F. acus is one of the most commonly exported species of Farlowella for the aquarium. Twig catfishes are peaceful and sociable bottom dwellers and can be kept in most freshwater community tanks without problems, either as a single pet or as a group. It thrives best in a tank of at least 24 inches (60 cm) or 35 gallons, and should be provided with plenty of shelter such as bogwood pieces, vine roots, vertical twigs or slender plant stems to allow natural behavior. However, twig catfishes do not handle sudden or large amounts of water changes very well. They easily succumb to the shock of such an action. Therefore, a few small water changes per week with aged water are recommended in order to avoid stress. The water pH should be neutral with the temperature maintained between 72-77 °F. This fragile fish should be kept in a well-filtered aquarium with other quiet tankmates such as small characins (tetras), rasboras, or Corydoras catfish. Aggressive fish such as barbs, cichlids, and larger catfishes should be avoided.

===Feeding===
These fish will primarily feed on algae and vegetable laden wafers or tablets; though they might accept worms or such meatier fare, they do not do well on this type of diet.

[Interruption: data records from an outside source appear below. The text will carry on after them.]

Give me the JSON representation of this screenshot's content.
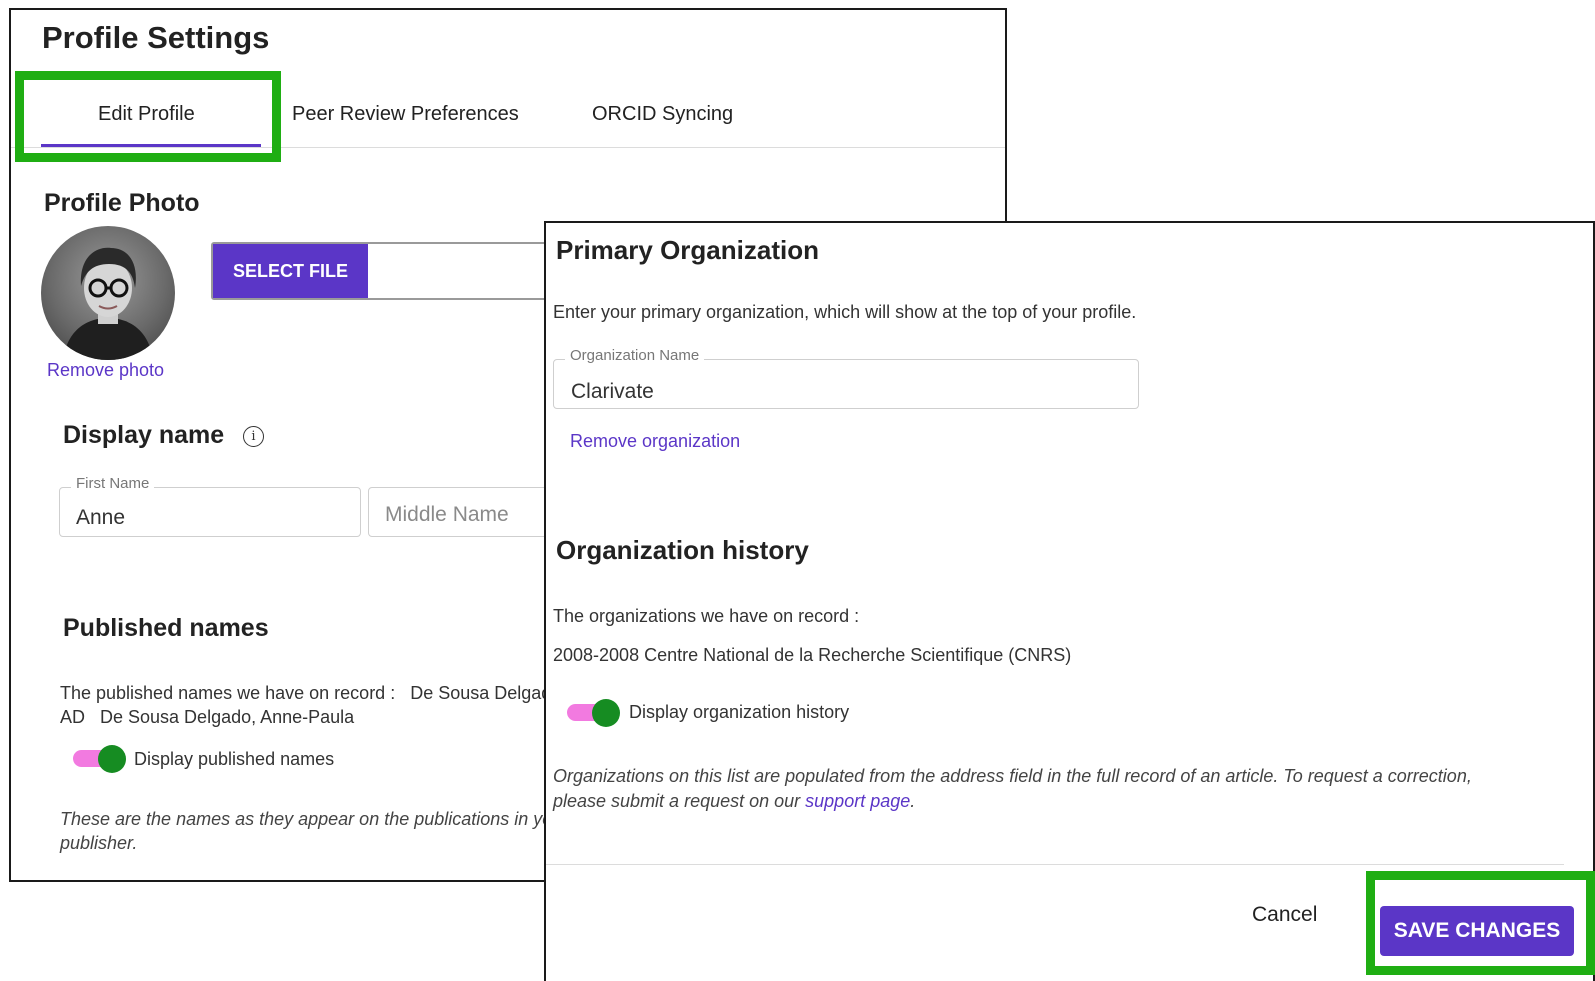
{
  "page": {
    "title": "Profile Settings"
  },
  "tabs": [
    {
      "label": "Edit Profile",
      "active": true
    },
    {
      "label": "Peer Review Preferences",
      "active": false
    },
    {
      "label": "ORCID Syncing",
      "active": false
    }
  ],
  "profile_photo": {
    "title": "Profile Photo",
    "select_file_label": "SELECT FILE",
    "remove_photo_label": "Remove photo"
  },
  "display_name": {
    "title": "Display name",
    "first_name_label": "First Name",
    "first_name_value": "Anne",
    "middle_name_placeholder": "Middle Name"
  },
  "published_names": {
    "title": "Published names",
    "record_line_1": "The published names we have on record :   De Sousa Delgado",
    "record_line_2": "AD   De Sousa Delgado, Anne-Paula",
    "toggle_label": "Display published names",
    "toggle_on": true,
    "note_line_1": "These are the names as they appear on the publications in you",
    "note_line_2": "publisher."
  },
  "primary_org": {
    "title": "Primary Organization",
    "description": "Enter your primary organization, which will show at the top of your profile.",
    "field_label": "Organization Name",
    "field_value": "Clarivate",
    "remove_label": "Remove organization"
  },
  "org_history": {
    "title": "Organization history",
    "record_intro": "The organizations we have on record :",
    "record_entry": "2008-2008 Centre National de la Recherche Scientifique (CNRS)",
    "toggle_label": "Display organization history",
    "toggle_on": true,
    "note_line_1": "Organizations on this list are populated from the address field in the full record of an article. To request a correction,",
    "note_line_2_prefix": "please submit a request on our ",
    "note_link": "support page",
    "note_line_2_suffix": "."
  },
  "actions": {
    "cancel_label": "Cancel",
    "save_label": "SAVE CHANGES"
  },
  "colors": {
    "accent": "#5b36c7",
    "highlight": "#1fae13",
    "toggle_track": "#f27ae0",
    "toggle_knob": "#168c22"
  }
}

It is quite difficult to get a right balance in feeding these species because of their herbivorous preference.

===Breeding===
Twig catfish can be induced to breed at any time, if in good condition, in captivity. In the aquarium the male will clean a hard surface (usually the aquarium wall) and the female lays its eggs at night or early morning. The female normally lays a clutch of about 60 to 80 eggs on this surface. During the incubation period the male tends to the eggs with its mouth and by fanning them with his pectoral fins. The eggs will hatch after 6 to 10 days, depending on the temperature. Newly hatched larvae will quickly feed on any organic or plant material and micro bacteria found in an established tank but can also be provided with cucumber, squashed peas, lettuce and courgette (zucchini) as daily supplements.